/pegex

Regular PEGs - like regular expressions but prefix notation and possessive behaviour - in C(++)

Primary LanguageC++MIT LicenseMIT

pegexp

Pegular expressions, aka Pegexp, formally "regular PEGs". Possessive regular expressions using prefix operators. Like regular expressions but prefix notation and possessive behaviour. In C(++)

Operators

^
start of the input or start of any line
$
end of the input or the end of any line
.
any character, including a newline
?
Zero or one of the following expression
*
Zero or more of the following expression
+
One or more of the following expression
(expr)
Group subexpressions (does not imply capture)
|A|B...
Either A or B (or ...). Note that the first alternative has a preceding |
&A
Continue only if A succeeds
!A
Continue only if A fails
anychar
match that non-operator character
\char
match the escaped character (including any operator, \0 \b \e \f \n \r \t, and any other char)
\177
match the specified octal character
\xXX
match the specified hexadecimal (0-9a-fA-F)
\x{1-2}
match the specified hexadecimal (0-9a-fA-F)
\u12345
match the specified 1-5 digit Unicode character (only if compiled for Unicode support)
\u{1-5}
match the specified 1-5 digit Unicode character (only if compiled for Unicode support)
[a-z]
Normal character class (a literal hyphen may occur at start)
[^a-z]
Negated character class. Characters may include the \escapes listed above

NOT YET IMPLEMENTED:

{n,m}
match from n (default 0) to m (default unlimited) repetitions of the following expression.
<name>
Call the callout function passing the specified name.
Captures.

Note:

Possessive alternates and possessive repetition will never backtrack.

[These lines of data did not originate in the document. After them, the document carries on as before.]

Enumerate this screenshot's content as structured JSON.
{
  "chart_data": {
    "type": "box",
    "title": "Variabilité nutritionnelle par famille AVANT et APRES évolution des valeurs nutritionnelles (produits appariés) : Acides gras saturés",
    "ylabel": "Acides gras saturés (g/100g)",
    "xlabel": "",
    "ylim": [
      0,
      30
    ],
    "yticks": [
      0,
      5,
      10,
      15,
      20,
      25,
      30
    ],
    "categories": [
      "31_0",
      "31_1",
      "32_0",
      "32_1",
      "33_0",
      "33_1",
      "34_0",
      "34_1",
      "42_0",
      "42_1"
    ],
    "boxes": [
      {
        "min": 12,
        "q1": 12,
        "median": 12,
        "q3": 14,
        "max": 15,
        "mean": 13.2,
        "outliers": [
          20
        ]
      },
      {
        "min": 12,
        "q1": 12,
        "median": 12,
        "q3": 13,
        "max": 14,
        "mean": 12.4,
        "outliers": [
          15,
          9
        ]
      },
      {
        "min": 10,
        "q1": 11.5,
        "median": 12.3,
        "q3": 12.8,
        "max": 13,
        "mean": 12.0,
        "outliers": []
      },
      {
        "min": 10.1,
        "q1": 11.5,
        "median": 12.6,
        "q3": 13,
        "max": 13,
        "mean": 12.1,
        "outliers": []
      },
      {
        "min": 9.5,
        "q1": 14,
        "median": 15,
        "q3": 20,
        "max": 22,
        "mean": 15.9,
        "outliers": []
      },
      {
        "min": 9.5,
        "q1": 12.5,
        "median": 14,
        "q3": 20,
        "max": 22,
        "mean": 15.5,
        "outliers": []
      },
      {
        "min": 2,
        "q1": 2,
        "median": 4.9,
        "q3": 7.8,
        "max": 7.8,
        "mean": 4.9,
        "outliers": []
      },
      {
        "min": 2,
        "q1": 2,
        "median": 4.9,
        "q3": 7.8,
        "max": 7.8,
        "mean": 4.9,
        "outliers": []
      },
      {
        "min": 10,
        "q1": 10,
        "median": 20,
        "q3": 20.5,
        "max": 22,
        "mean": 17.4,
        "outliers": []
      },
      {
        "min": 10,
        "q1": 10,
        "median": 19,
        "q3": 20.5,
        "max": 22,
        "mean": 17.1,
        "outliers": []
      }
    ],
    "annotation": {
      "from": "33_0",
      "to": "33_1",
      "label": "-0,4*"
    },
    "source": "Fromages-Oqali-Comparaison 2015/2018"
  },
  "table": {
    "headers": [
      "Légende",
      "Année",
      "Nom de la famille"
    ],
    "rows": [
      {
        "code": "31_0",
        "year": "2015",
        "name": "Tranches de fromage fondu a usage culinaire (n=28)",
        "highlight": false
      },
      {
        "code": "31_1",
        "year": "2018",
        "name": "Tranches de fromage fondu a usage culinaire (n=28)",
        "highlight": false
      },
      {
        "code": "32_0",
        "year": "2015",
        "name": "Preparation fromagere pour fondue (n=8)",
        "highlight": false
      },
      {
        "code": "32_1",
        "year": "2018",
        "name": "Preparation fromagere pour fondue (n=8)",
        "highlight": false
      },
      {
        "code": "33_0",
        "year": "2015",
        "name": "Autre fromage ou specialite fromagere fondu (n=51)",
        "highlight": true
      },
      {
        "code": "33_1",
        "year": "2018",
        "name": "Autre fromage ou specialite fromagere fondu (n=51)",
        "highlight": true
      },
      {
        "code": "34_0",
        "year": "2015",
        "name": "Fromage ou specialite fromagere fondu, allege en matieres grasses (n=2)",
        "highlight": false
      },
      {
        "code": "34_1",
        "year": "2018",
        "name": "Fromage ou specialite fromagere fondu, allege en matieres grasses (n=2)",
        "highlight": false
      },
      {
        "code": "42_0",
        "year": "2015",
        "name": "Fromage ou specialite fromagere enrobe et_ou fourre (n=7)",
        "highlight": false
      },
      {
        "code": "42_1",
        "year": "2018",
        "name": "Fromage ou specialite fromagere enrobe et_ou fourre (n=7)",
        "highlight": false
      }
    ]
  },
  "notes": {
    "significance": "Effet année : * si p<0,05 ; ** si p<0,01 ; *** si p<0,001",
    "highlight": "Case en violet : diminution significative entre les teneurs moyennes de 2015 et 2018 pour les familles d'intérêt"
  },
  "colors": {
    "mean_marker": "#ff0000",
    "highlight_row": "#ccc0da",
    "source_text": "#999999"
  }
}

Once an alternate has matched, no subsequent alternative will be tried in that group. Once a repetition has been made, it will never be unwound. It is your responsibility to ensure these possessive operators never match unless it's final. You should use negative assertions to control inappropriate greed.

Example

const char*	text = "abcdeefcdcddcf";
const char*	search = text;
Pegex<>		pegexp("+(!(dc)[a-e][c-f])");

int		length = pegexp.match(search);
if (length >= 0)
	printf("%.*s\n", length, search);

Prints:

bcdeefcdcd

Explanation:

+	One of more repetitions of the following group
(	Start group
!(dc)	Negative assertion: fail (and stop repeating) if we're looking at "dc"
[a-e]	Any character from a to e inclusive
[c-f]	Any character from c to f inclusive
)	end of group

LICENSE

The MIT License. See the LICENSE file for details.